Acta Chimica Slovenica
- Discipline: Chemistry
- Language: English, Slovene
- Edited by: Ksenija Kogej

Publication details
- Former name(s): Vestnik Slovenskega kemijskega društva
- History: 1954–present
- Publisher: Slovenian Chemical Society (Slovenia)
- Frequency: Quarterly
- Impact factor: 1.735 (2020)

Standard abbreviations
- ISO 4: Acta Chim.
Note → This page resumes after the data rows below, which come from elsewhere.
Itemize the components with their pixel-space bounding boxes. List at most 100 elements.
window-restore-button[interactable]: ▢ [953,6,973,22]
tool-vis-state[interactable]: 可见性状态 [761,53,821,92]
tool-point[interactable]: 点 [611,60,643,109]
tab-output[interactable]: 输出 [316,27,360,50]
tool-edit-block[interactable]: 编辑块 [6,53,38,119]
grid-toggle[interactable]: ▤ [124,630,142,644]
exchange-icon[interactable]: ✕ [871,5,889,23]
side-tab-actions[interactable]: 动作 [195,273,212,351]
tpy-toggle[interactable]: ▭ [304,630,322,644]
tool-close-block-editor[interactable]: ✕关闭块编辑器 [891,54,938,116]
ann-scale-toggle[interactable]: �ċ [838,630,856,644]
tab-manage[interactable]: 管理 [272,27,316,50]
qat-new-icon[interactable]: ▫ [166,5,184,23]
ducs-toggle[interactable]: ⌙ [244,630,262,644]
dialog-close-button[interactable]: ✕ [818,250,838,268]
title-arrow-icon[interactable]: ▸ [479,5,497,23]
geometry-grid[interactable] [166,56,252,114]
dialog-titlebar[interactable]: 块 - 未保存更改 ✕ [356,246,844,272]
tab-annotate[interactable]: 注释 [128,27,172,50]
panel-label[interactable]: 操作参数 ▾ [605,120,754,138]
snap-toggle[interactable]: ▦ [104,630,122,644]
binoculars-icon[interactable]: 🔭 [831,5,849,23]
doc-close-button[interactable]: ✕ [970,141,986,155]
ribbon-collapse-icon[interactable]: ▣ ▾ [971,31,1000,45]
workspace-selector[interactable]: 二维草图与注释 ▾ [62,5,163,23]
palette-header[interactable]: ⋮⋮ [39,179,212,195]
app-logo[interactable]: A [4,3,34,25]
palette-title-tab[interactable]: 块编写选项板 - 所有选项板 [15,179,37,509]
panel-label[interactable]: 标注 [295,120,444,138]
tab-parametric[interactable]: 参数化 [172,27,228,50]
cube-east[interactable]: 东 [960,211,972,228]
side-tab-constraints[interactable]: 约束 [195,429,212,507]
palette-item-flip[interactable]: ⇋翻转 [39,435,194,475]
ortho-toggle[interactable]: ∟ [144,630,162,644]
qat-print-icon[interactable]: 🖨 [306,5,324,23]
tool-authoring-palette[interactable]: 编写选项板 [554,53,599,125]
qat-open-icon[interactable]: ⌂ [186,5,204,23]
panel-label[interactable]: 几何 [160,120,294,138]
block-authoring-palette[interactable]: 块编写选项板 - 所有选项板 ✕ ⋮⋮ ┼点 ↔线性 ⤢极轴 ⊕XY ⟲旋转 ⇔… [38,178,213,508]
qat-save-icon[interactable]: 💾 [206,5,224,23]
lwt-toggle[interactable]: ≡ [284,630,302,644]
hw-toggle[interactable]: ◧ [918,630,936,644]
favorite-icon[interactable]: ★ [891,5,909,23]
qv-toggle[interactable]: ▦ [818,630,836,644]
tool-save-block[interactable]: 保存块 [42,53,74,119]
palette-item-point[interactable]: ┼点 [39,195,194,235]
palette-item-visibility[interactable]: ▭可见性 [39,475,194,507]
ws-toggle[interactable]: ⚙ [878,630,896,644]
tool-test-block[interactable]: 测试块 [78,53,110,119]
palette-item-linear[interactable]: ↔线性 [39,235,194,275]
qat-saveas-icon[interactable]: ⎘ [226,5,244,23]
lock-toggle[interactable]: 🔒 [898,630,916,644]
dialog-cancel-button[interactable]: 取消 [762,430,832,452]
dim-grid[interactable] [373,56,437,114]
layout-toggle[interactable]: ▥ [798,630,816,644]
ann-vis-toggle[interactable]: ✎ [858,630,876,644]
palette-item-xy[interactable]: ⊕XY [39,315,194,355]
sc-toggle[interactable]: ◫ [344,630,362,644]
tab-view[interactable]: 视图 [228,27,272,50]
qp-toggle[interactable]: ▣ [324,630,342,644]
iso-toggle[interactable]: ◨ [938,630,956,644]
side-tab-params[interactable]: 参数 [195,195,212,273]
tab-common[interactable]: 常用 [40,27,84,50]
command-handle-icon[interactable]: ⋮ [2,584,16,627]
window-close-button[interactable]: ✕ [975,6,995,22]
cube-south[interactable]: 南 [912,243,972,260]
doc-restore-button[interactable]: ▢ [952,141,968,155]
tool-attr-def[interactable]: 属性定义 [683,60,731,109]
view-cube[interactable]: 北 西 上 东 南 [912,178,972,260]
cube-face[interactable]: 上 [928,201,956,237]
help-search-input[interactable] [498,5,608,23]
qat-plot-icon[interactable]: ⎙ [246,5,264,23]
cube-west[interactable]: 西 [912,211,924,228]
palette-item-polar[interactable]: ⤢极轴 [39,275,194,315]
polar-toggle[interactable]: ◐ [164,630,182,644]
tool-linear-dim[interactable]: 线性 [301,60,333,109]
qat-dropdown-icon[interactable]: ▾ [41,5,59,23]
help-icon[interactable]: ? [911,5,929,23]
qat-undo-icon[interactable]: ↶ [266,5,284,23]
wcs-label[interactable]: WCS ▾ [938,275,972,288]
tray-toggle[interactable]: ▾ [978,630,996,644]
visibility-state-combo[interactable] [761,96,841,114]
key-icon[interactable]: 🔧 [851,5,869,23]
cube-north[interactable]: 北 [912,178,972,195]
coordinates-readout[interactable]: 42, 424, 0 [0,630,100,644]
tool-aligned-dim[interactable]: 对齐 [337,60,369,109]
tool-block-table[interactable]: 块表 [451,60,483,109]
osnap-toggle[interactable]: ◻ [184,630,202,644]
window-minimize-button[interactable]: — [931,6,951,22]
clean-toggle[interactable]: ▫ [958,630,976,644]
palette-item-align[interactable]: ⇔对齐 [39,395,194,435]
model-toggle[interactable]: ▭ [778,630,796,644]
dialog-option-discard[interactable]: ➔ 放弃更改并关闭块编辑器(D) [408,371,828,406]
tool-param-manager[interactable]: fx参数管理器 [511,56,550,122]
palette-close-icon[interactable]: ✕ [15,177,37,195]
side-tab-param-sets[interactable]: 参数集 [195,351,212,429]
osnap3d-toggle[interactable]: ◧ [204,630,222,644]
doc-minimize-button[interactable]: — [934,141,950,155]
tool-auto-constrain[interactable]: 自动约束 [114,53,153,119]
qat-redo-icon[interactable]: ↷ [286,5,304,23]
Slov.

Indexing
- CODEN: ACSLE7
- ISSN: 1318-0207 (print) 1580-3155 (web)
- LCCN: 94646636
- OCLC no.: 29881395

Links
- Journal homepage; Online access;

= Acta Chimica Slovenica =

Acta Chimica Slovenica is a quarterly scientific journal of chemistry. It comprises two parts: The first part contains peer-reviewed scientific and expert articles from the various fields of chemistry, written in English and accompanied by abstracts in Slovene. The second part, written in Slovene, contains societal news: lists of newly conferred academic degrees, reports on the work of the sections of the Slovenian Chemical Society, expert articles and book reviews, and news on conferences and other meetings.

The journal and the articles published since 1998 are also available online. The journal was established in 1954 as Vestnik Slovenskega kemijskega društva and obtained its current name in 1993.

According to SCImago Journal Rank (SJR), the journal h-index is 49, ranking it to Q3 in Chemistry (miscellaneous).